PROJECT SUMMARY
From initial diagnosis through treatment and into survivorship, patients frequently report fatigue as a significant
problem. Studies suggest that up to 90% of cancer patients experience moderate to severe fatigue during
treatment and nearly 30% after treatment completion. Fatigue pathophysiology is thought to be multifactorial and
complex, including host susceptibility, pro-inflammatory cytokine production, disruption in circadian rhythms of
sleep/activity patterns, and neuroendocrine and metabolic dysregulation. However, to date most studies
examining the biology of cancer-related fatigue have limited their focus to inflammation. We propose a new
approach, the Predisposing, Precipitating, and Perpetuating (3P) model, to comprehensively examine cancer-
related fatigue pathophysiology. The 3P model hypothesizes that: (1) genetic variants predispose patients to
fatigue, (2) inflammation and metabolic dysregulation caused by cancer and its treatment are precipitating
factors, and (3) behaviors such as poor diet, physical inactivity, and sleep disruption perpetuate the problem. In
the current study, we will use a metabolomics approach, the study of small molecules, to examine the relative
contributions of precipitating endogenous metabolism and cytokines as well as perpetuating behavioral factors
to fatigue pathophysiology, and how these are modified by predisposing genetic variants and other factors. This
approach offers an exciting opportunity to interrogate cancer-related fatigue at a multi-omics systems level. To
our knowledge, cancer-related fatigue has never been studied in the context of the metabolome. We will leverage
detailed clinical, epidemiological, and objective and subjective behavioral data as well as blood samples obtained
at diagnosis/surgery and sequentially up to 2-years post-diagnosis from the ColoCare Study, a large,
international, multi-site, prospective colorectal cancer (CRC) survivor cohort (n=2,379) to determine and validate
predictors of fatigue.
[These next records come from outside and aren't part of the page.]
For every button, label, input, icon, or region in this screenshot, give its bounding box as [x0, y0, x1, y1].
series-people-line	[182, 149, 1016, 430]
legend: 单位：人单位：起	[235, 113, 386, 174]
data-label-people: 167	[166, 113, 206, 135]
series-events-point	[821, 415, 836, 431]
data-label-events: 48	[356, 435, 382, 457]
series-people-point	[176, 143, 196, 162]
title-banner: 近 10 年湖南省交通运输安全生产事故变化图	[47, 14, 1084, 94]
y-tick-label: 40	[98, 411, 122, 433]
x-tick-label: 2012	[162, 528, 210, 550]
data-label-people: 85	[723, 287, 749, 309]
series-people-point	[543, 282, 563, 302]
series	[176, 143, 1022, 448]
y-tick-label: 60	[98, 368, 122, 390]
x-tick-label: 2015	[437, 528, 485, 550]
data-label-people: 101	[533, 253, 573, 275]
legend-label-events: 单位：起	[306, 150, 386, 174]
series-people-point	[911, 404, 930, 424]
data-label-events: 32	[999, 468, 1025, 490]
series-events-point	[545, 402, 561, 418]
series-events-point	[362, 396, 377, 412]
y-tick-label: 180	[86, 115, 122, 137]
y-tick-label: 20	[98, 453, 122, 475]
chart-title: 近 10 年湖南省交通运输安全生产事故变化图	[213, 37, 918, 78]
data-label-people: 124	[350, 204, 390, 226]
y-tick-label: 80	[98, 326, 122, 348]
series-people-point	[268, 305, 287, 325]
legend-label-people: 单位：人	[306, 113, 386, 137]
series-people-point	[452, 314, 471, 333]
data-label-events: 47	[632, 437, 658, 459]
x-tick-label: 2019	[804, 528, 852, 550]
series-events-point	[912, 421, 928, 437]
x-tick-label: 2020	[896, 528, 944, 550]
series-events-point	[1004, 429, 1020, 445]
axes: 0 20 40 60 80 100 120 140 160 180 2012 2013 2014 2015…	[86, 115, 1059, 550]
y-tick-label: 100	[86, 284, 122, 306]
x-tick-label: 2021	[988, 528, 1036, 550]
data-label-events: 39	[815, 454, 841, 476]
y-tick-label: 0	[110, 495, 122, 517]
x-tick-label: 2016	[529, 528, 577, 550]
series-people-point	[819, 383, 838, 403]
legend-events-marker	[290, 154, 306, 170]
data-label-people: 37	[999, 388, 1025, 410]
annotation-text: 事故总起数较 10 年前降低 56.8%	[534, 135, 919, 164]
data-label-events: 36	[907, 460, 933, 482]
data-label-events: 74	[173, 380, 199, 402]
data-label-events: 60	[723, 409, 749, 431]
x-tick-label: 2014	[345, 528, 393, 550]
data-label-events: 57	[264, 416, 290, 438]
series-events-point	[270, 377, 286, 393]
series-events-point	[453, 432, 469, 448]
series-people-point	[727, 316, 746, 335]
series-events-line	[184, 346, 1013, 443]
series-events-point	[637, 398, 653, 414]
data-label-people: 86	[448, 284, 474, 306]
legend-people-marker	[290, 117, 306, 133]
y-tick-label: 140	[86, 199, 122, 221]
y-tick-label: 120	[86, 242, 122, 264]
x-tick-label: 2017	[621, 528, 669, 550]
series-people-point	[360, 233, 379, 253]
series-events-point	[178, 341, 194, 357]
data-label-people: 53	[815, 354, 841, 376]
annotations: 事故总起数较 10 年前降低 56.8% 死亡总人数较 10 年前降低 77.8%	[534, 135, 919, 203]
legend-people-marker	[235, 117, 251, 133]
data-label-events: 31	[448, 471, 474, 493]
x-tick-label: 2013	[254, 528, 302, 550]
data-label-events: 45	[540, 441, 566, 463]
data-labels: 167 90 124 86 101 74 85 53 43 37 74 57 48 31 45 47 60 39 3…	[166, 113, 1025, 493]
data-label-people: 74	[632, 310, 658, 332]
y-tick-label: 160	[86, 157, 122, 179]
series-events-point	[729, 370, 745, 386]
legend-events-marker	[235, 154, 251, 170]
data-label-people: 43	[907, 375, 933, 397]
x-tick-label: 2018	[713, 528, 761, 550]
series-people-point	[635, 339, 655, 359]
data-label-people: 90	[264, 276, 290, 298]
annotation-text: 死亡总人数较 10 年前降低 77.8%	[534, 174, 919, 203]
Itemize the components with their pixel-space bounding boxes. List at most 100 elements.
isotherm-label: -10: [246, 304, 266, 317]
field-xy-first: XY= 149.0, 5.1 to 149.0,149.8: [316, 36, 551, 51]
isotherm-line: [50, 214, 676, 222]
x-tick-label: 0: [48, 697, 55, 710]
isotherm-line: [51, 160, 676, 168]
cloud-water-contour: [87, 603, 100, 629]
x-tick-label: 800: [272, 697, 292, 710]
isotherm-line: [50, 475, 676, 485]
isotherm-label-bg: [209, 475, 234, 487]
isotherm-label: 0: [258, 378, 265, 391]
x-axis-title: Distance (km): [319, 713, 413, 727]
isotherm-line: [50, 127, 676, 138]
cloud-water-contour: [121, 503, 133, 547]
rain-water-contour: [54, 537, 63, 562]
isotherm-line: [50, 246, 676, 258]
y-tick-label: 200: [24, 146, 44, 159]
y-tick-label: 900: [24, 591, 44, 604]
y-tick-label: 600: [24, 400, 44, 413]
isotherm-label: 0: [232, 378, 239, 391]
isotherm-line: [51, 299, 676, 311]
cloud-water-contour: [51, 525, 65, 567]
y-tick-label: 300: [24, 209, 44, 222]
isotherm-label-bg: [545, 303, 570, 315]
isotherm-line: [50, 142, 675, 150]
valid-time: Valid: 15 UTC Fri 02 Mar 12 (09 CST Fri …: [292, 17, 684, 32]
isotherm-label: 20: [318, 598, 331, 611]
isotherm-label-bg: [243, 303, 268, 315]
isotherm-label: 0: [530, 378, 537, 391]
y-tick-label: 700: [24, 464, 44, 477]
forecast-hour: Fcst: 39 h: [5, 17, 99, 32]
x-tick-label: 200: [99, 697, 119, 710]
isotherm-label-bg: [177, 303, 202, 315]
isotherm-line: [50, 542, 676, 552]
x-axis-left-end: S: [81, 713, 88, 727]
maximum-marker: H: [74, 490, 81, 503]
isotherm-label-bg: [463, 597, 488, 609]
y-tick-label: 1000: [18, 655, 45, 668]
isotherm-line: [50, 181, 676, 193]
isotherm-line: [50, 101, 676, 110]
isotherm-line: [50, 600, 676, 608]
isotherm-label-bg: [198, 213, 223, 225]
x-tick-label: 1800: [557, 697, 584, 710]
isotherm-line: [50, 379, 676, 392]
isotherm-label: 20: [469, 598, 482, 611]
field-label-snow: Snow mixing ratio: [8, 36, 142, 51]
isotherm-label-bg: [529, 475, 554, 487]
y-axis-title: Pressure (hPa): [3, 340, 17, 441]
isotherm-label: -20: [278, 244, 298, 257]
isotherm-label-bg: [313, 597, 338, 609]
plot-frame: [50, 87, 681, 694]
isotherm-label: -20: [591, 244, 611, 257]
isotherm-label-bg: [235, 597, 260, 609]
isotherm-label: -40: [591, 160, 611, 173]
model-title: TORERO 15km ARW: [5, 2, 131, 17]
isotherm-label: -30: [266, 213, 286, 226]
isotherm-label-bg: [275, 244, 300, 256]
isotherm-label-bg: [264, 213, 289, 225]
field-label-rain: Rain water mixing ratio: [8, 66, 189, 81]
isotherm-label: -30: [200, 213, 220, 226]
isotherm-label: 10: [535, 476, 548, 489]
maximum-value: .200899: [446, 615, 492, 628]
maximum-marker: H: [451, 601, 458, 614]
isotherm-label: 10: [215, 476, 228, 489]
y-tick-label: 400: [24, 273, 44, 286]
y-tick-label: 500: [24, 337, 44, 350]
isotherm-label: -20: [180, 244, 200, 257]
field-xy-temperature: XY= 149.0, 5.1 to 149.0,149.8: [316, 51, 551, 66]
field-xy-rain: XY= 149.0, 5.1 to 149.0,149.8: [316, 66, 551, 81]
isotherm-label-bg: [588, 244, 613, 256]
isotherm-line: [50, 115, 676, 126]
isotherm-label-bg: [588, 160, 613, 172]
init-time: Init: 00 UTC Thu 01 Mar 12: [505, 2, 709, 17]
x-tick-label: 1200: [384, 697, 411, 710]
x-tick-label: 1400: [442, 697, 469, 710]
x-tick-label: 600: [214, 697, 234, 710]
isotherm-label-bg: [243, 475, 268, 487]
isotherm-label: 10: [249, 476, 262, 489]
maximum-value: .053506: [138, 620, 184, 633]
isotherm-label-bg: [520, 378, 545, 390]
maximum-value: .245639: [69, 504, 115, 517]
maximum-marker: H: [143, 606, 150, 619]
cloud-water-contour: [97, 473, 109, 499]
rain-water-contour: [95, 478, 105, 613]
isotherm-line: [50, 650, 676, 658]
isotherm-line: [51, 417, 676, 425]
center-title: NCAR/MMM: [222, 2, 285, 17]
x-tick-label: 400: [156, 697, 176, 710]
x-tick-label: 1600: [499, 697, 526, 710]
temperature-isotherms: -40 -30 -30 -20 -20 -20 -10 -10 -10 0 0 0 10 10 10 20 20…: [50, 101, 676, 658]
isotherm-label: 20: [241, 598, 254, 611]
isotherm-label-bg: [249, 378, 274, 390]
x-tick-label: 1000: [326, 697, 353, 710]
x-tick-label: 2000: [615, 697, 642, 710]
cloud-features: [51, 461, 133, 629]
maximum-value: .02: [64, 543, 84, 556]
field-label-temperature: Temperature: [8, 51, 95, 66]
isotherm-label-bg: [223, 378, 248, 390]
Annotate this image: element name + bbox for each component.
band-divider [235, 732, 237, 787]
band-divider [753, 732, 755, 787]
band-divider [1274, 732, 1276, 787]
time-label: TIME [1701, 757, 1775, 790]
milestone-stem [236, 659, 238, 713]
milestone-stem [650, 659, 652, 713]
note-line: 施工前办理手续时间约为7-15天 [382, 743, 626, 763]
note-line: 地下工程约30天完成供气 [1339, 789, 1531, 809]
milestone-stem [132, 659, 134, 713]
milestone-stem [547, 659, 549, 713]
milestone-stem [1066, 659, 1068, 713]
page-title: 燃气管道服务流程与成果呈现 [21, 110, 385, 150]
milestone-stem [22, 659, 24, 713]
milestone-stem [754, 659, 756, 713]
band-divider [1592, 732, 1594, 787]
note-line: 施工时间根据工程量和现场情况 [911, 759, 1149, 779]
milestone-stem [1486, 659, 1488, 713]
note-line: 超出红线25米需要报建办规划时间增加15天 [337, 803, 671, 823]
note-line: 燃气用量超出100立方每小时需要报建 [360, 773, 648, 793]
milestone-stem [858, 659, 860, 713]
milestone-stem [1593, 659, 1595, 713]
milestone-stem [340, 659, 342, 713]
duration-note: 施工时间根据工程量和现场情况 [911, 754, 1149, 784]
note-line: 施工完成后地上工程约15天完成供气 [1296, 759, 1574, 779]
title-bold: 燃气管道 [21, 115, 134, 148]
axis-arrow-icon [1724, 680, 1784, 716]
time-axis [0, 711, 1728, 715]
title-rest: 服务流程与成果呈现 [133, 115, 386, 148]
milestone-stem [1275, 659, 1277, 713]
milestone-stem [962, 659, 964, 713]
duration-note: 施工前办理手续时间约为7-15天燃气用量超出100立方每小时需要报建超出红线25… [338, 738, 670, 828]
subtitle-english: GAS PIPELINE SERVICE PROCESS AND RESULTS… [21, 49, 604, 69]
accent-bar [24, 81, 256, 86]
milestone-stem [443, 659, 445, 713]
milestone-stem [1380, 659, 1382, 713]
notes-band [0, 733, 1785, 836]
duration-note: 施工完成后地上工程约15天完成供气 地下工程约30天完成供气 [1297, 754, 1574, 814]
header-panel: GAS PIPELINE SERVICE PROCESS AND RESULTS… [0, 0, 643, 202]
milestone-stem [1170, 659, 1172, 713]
The ColoCare study is the only large cohort study that collects such comprehensive
biological and behavioral data in the context of CRC. The study has three aims. In Aim 1, we will examine
genomic variation and other baseline characteristics as predisposing factors for cancer-related fatigue. In Aim 2,
we will examine the metabolome and inflammasome as precipitating factors for cancer-related fatigue. In Aim 3,
we will conduct an integrative analysis to evaluate sleep, physical activity, diet, and their relationships with the
genome, metabolome and inflammasome as perpetuating factors for cancer-related fatigue. This study is unique
in using the 3P framework, detailed longitudinal evaluation of fatigue, and use of cutting-edge technologies to
measure multi-omic and behavioral changes over time. Results will provide new avenues for risk prediction,
prevention, and treatment of cancer-related fatigue.